Что-то горячее опускается ему на макушку, осторожно поворачивает голову и дотрагивается до щек. Обжигает. Трогает бережно и ласково лицо, откидывает со лба челку поглаживанием. Алфедов к теплу льнет, рукой его хватает, чтобы никуда не ушло, произносит нечто резкое. Тепло гладит по руке, будто бы велит успокоиться.

Матрас неслабо прогибается как под большим весом – кто-то присаживается на край кровати. Спустя сорок четые секунды Алфедов чувствует способность услышать и различить права. Его бездумно зовут по-имени:

– Алфедов, – держат тревожную паузу. – Ну же, ваше высочество, скажи, что ты хотя бы меня понимаешь.

Алфедов выдыхает и кивает очень медленно и осторожно.

– Хорошо, – чужой голос испуганно подрагивает едва уловимо. – Хорошо. 

Его аккуратно прижимают в объятия, целиком окуная в спасительный жар. Он позволяет себе уткнуться в мягкую шубу и вдохнуть до боли родной запах. Алфедов начинает потихоньку осознавать.

– Отец, – почти беззвучно выговаривает он. Виновато.

– Ну-ну, а ну-ка успокойся сейчас же, – мягко и полушутливо, но требовательно велит тот. – Что я тебе говорил по поводу всяких истерик?

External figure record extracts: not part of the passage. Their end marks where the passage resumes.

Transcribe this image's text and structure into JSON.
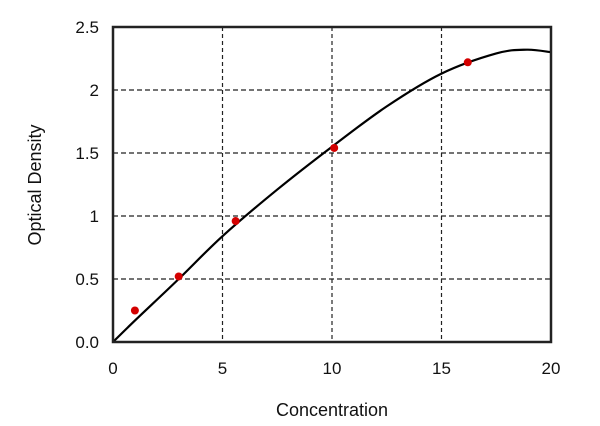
{
  "chart_data": {
    "type": "scatter",
    "title": "",
    "xlabel": "Concentration",
    "ylabel": "Optical Density",
    "xlim": [
      0,
      20
    ],
    "ylim": [
      0,
      2.5
    ],
    "x_ticks": [
      "0",
      "5",
      "10",
      "15",
      "20"
    ],
    "y_ticks": [
      "0.0",
      "0.5",
      "1",
      "1.5",
      "2",
      "2.5"
    ],
    "grid": true,
    "grid_style": "dashed",
    "points": {
      "color": "#d40000",
      "x": [
        1,
        3,
        5.6,
        10.1,
        16.2
      ],
      "y": [
        0.25,
        0.52,
        0.96,
        1.54,
        2.22
      ]
    },
    "fit_curve": {
      "color": "#000000",
      "x": [
        0,
        1,
        3,
        5,
        7.5,
        10,
        12.5,
        15,
        17.5,
        18.9,
        20
      ],
      "y": [
        0,
        0.17,
        0.5,
        0.84,
        1.21,
        1.55,
        1.87,
        2.13,
        2.29,
        2.32,
        2.3
      ]
    }
  }
}
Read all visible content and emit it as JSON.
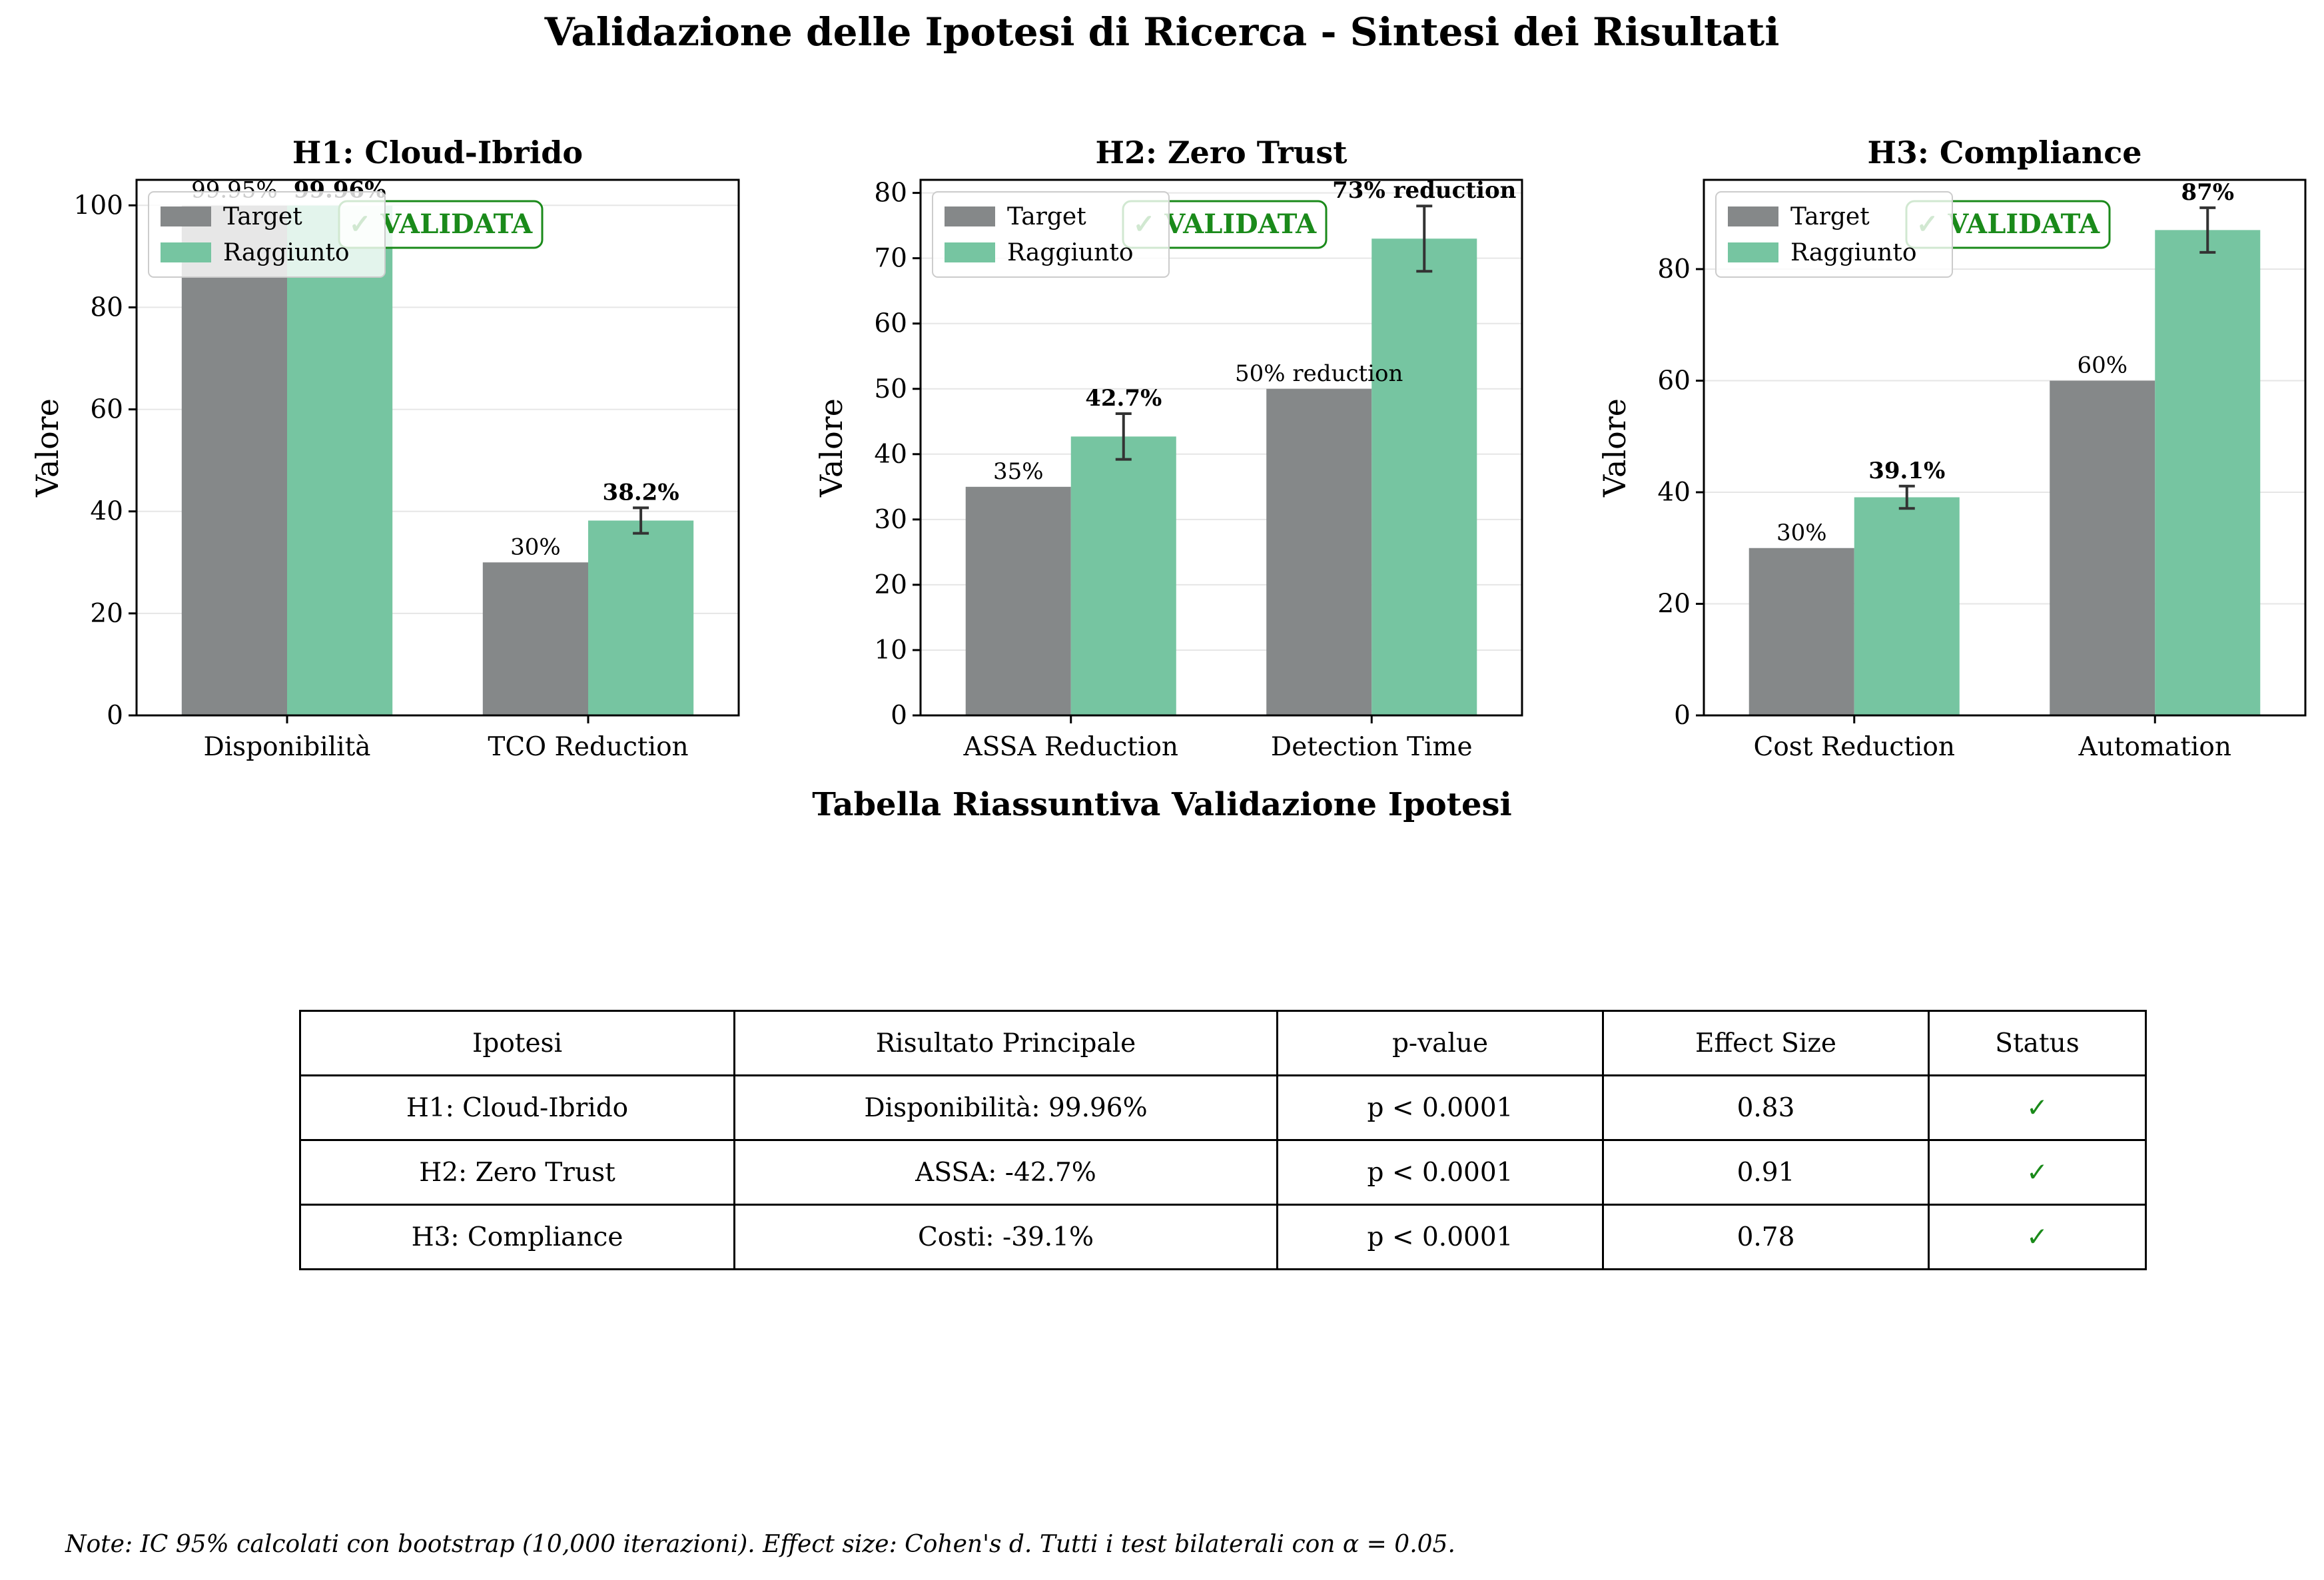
{
  "title": "Validazione delle Ipotesi di Ricerca - Sintesi dei Risultati",
  "colors": {
    "target": "#858889",
    "raggiunto": "#76c5a1",
    "validata": "#1a8a1a",
    "error": "#333333"
  },
  "chart_data": [
    {
      "type": "bar",
      "title": "H1: Cloud-Ibrido",
      "ylabel": "Valore",
      "categories": [
        "Disponibilità",
        "TCO Reduction"
      ],
      "ylim": [
        0,
        105
      ],
      "yticks": [
        0,
        20,
        40,
        60,
        80,
        100
      ],
      "series": [
        {
          "name": "Target",
          "values": [
            99.95,
            30
          ],
          "labels": [
            "99.95%",
            "30%"
          ]
        },
        {
          "name": "Raggiunto",
          "values": [
            99.96,
            38.2
          ],
          "labels": [
            "99.96%",
            "38.2%"
          ],
          "errors": [
            0,
            2.5
          ]
        }
      ],
      "legend": "upper-left",
      "badge": "✓ VALIDATA"
    },
    {
      "type": "bar",
      "title": "H2: Zero Trust",
      "ylabel": "Valore",
      "categories": [
        "ASSA Reduction",
        "Detection Time"
      ],
      "ylim": [
        0,
        82
      ],
      "yticks": [
        0,
        10,
        20,
        30,
        40,
        50,
        60,
        70,
        80
      ],
      "series": [
        {
          "name": "Target",
          "values": [
            35,
            50
          ],
          "labels": [
            "35%",
            "50% reduction"
          ]
        },
        {
          "name": "Raggiunto",
          "values": [
            42.7,
            73
          ],
          "labels": [
            "42.7%",
            "73% reduction"
          ],
          "errors": [
            3.5,
            5
          ]
        }
      ],
      "legend": "upper-left",
      "badge": "✓ VALIDATA"
    },
    {
      "type": "bar",
      "title": "H3: Compliance",
      "ylabel": "Valore",
      "categories": [
        "Cost Reduction",
        "Automation"
      ],
      "ylim": [
        0,
        96
      ],
      "yticks": [
        0,
        20,
        40,
        60,
        80
      ],
      "series": [
        {
          "name": "Target",
          "values": [
            30,
            60
          ],
          "labels": [
            "30%",
            "60%"
          ]
        },
        {
          "name": "Raggiunto",
          "values": [
            39.1,
            87
          ],
          "labels": [
            "39.1%",
            "87%"
          ],
          "errors": [
            2,
            4
          ]
        }
      ],
      "legend": "upper-left",
      "badge": "✓ VALIDATA"
    }
  ],
  "table": {
    "title": "Tabella Riassuntiva Validazione Ipotesi",
    "headers": [
      "Ipotesi",
      "Risultato Principale",
      "p-value",
      "Effect Size",
      "Status"
    ],
    "rows": [
      [
        "H1: Cloud-Ibrido",
        "Disponibilità: 99.96%",
        "p < 0.0001",
        "0.83",
        "✓"
      ],
      [
        "H2: Zero Trust",
        "ASSA: -42.7%",
        "p < 0.0001",
        "0.91",
        "✓"
      ],
      [
        "H3: Compliance",
        "Costi: -39.1%",
        "p < 0.0001",
        "0.78",
        "✓"
      ]
    ]
  },
  "note": "Note: IC 95% calcolati con bootstrap (10,000 iterazioni). Effect size: Cohen's d. Tutti i test bilaterali con α = 0.05."
}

– Отложить их до момента, когда настанет пора уйти на покой и передать племя в руки своих детей, – слово в слово чеканит Алфедов уже более внятно.

– Правильно. Вот так.

Альцест его молча на кровати садит и поддерживает надёжно под лопатки. Свободной рукой перебирает бледные пальцы и сжимает хрупкие ладони. Намеренно даёт немного времени на то, чтобы вернуться мыслями. 

– Открой глаза, – после этого просит.

У Алфедова на лицо дрожащая разбитая улыбка наползает, будто проказливая. Паническая. Он мотает убеждённо головой.

– Алфедов, – Альцест пробует добавить в интонацию сталь, но Алфедов только ближе к нему придвигается. – Шторы закрыты, и зеркало закрыто. Не бойся, ты ничего не увидишь.

Это, должно быть, ложь. Уловка, вроде: «Я покажу тебе парочку приемов вечером, если сейчас ты отвалишь и не будешь мешать». Он не поведется на это, ни за что.

– А если не закрыты? – поджимает губы он.

Живо удается вообразить, как великий вождь Альцест закатывает глаза, одновременно щёлкая языком. Это неожиданно забавляет и ободряет.

– Ты чувствуешь на себе лунный свет?

Алфедов хмурится, замирает и прислушивается. Сначала понимает, что внутри его неконтролируемо бьёт дрожь, а потом – что лучи с улицы действительно больше не попадают в комнату сквозь оконце. Шумно наполняет и опустошает лёгкие.

– Я могу смотреть в пол? – боязливо уточняет.

– Просто открой глаза. Как угодно, – умоляет отец.

Алфедов открывает.

И…

Ничего страшного не происходит. Он рвано поднимает голову и натыкается на белую тряпку, прячущую зеркало и на темные шторы, скрывающие Луну. Что-то мерзкое и скользкое, что цепко душило грудь все это время, сползает по ребрам и облегченно ухает вниз. Сердце Алфедова, живое сердце, оглушительно бьётся.

– Хорошая работа, ваше высочество, – облегченно смеётся Альцест.

Смеется, кажется, потому что и сам был на грани священного ужаса только что. Алфедов трёт щеки и лишь теперь замечает на них одинокие дорожки слез. Моргает, позволяя своим глазам привычно загадочно зажечься, и улыбается наконец легко и непринужденно, как всегда. Позволяет себе встретить чужой взгляд . Он у вождя усталый и тяжёлый, видно морщинки над бровями и вокруг глаз.

– Благодарю, отец, – Алфедов склоняет голову и делает жест в знак почтения. Небрежно и явно излишне высокопарно играет.

Все ради того, чтобы родное и любимое лицо разгладилось и посветлело, как когда-то.

Они приказывают придворным унести прочь зеркало.